WFP is appealing for $27 million to support 650,000 refugees from across the region who now live in Ethiopia camps.

"Refugees are currently receiving only 80 percent of their entitlement," said Leighla Bowers, the U.N. agency's head of communications in Ethiopia. "They will be receiving even less across the entire country and the majority of them will be suffering from that unless more resources are made available."

Aid groups have said Somalia is experiencing its worst drought in seven years, and many of the refugees are arriving in Ethiopia from the Bay, Gedo and Middle Juba regions. It is an echo of Somalia's devastating famine in 2011 that claimed the lives of 250,000 and sent many more into neighboring countries. This time, aid groups say, the response has avoided that kind of death toll.

On a visit to the region this week, U.N. refugee chief Filippo Grandi acknowledged the challenge of raising money for humanitarian crises on the world's poorest continent.

"It is very difficult to fund programs in Africa. I'm not ashamed to say it," Grandi told reporters, saying he fights all the time for more aid.

Ethiopia, which hosts one of the highest numbers of refugees in Africa, is also experiencing a severe drought and more than 5 million Ethiopians are food insecure.

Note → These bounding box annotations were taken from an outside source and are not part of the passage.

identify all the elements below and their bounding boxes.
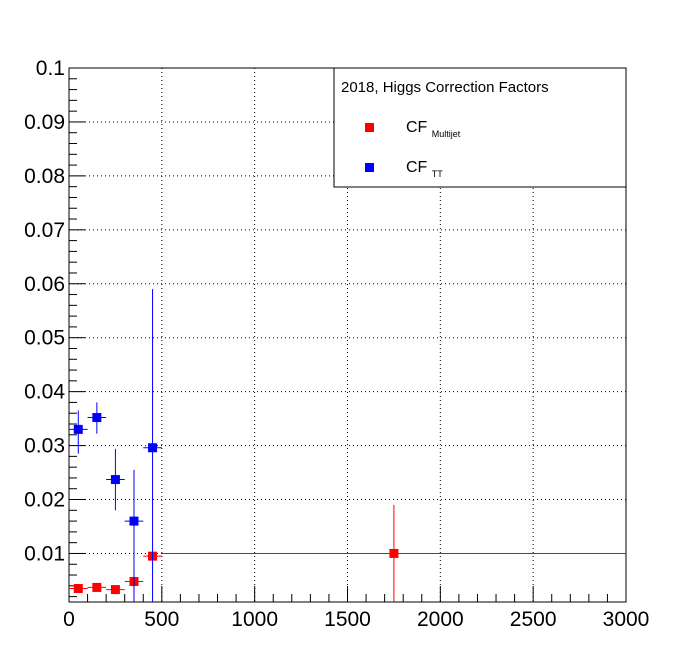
x-tick-label: 1000 — [231, 608, 278, 631]
data-point — [148, 443, 158, 453]
data-point — [92, 413, 102, 423]
y-tick-label: 0.09 — [24, 111, 65, 134]
legend-label-tt: CF TT — [406, 159, 443, 179]
legend-label-tt-sub: TT — [432, 169, 443, 179]
data-point — [110, 585, 120, 595]
y-tick-label: 0.04 — [24, 381, 65, 404]
legend-label-multijet-sub: Multijet — [432, 129, 461, 139]
data-point — [110, 475, 120, 485]
legend-label-tt-main: CF — [406, 159, 428, 176]
legend-label-multijet-main: CF — [406, 119, 428, 136]
data-point — [389, 548, 399, 558]
data-series — [69, 289, 626, 602]
x-tick-label: 3000 — [603, 608, 650, 631]
x-tick-label: 2000 — [417, 608, 464, 631]
data-point — [73, 584, 83, 594]
y-tick-label: 0.06 — [24, 273, 65, 296]
y-tick-label: 0.07 — [24, 219, 65, 242]
data-point — [73, 424, 83, 434]
data-point — [129, 516, 139, 526]
y-tick-label: 0.1 — [36, 57, 65, 80]
legend: 2018, Higgs Correction Factors CF Multij… — [333, 67, 627, 188]
legend-box — [333, 67, 627, 188]
legend-title: 2018, Higgs Correction Factors — [341, 79, 549, 96]
data-point — [92, 582, 102, 592]
legend-marker-multijet — [365, 123, 374, 132]
series-multijet — [69, 504, 626, 602]
legend-marker-tt — [365, 163, 374, 172]
y-tick-label: 0.03 — [24, 435, 65, 458]
x-tick-label: 0 — [63, 608, 75, 631]
y-tick-label: 0.05 — [24, 327, 65, 350]
y-tick-label: 0.01 — [24, 542, 65, 565]
legend-label-multijet: CF Multijet — [406, 119, 461, 139]
y-tick-label: 0.08 — [24, 165, 65, 188]
y-tick-label: 0.02 — [24, 489, 65, 512]
x-tick-label: 1500 — [324, 608, 371, 631]
series-tt — [69, 289, 162, 602]
x-tick-label: 2500 — [510, 608, 557, 631]
axes: 0 500 1000 1500 2000 2500 3000 0.01 0.02 0.03 0.04… — [24, 57, 649, 631]
x-tick-label: 500 — [144, 608, 179, 631]
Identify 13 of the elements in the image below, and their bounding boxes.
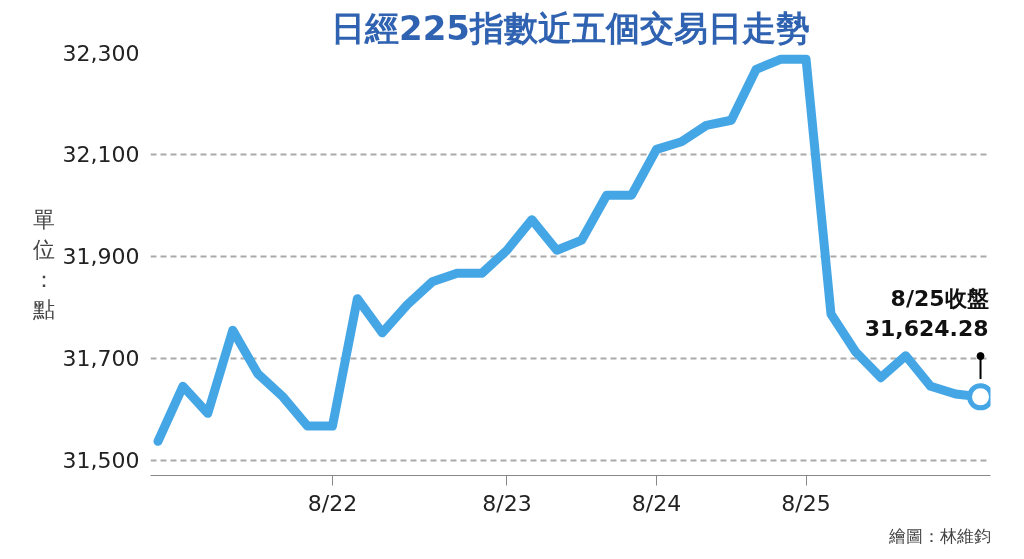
y-tick-label: 32,300 (62, 40, 140, 66)
y-tick-label: 31,500 (62, 448, 140, 474)
x-tick-label: 8/24 (631, 490, 682, 516)
text: 繪圖：林維鈞 (887, 525, 991, 546)
y-tick-label: 31,900 (62, 244, 140, 270)
y-tick-label: 32,100 (62, 142, 140, 168)
annotation: 8/25收盤 31,624.28 (864, 285, 989, 341)
y-tick-label: 31,700 (62, 346, 140, 372)
x-tick-label: 8/22 (307, 490, 358, 516)
x-tick-label: 8/23 (482, 490, 532, 516)
y-axis-title: 單位：點 (31, 206, 55, 322)
chart-title: 日經225指數近五個交易日走勢 (331, 7, 810, 48)
x-tick-label: 8/25 (781, 490, 831, 516)
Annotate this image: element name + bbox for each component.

But it has been praised for welcoming the thousands fleeing Somalia and elsewhere and for recently announced plans to absorb the refugees into local communities.

Many understand that the traumatized arrivals had little choice but to flee.

"If I stayed in Somalia, I may be forced to join al-Shabab militants," said 16-year-old Yusuf Abdurahman, standing at an edge of a football pitch inside the camp where he was playing with his friends. "I want to be a math teacher. That's my plan, not to join the militants."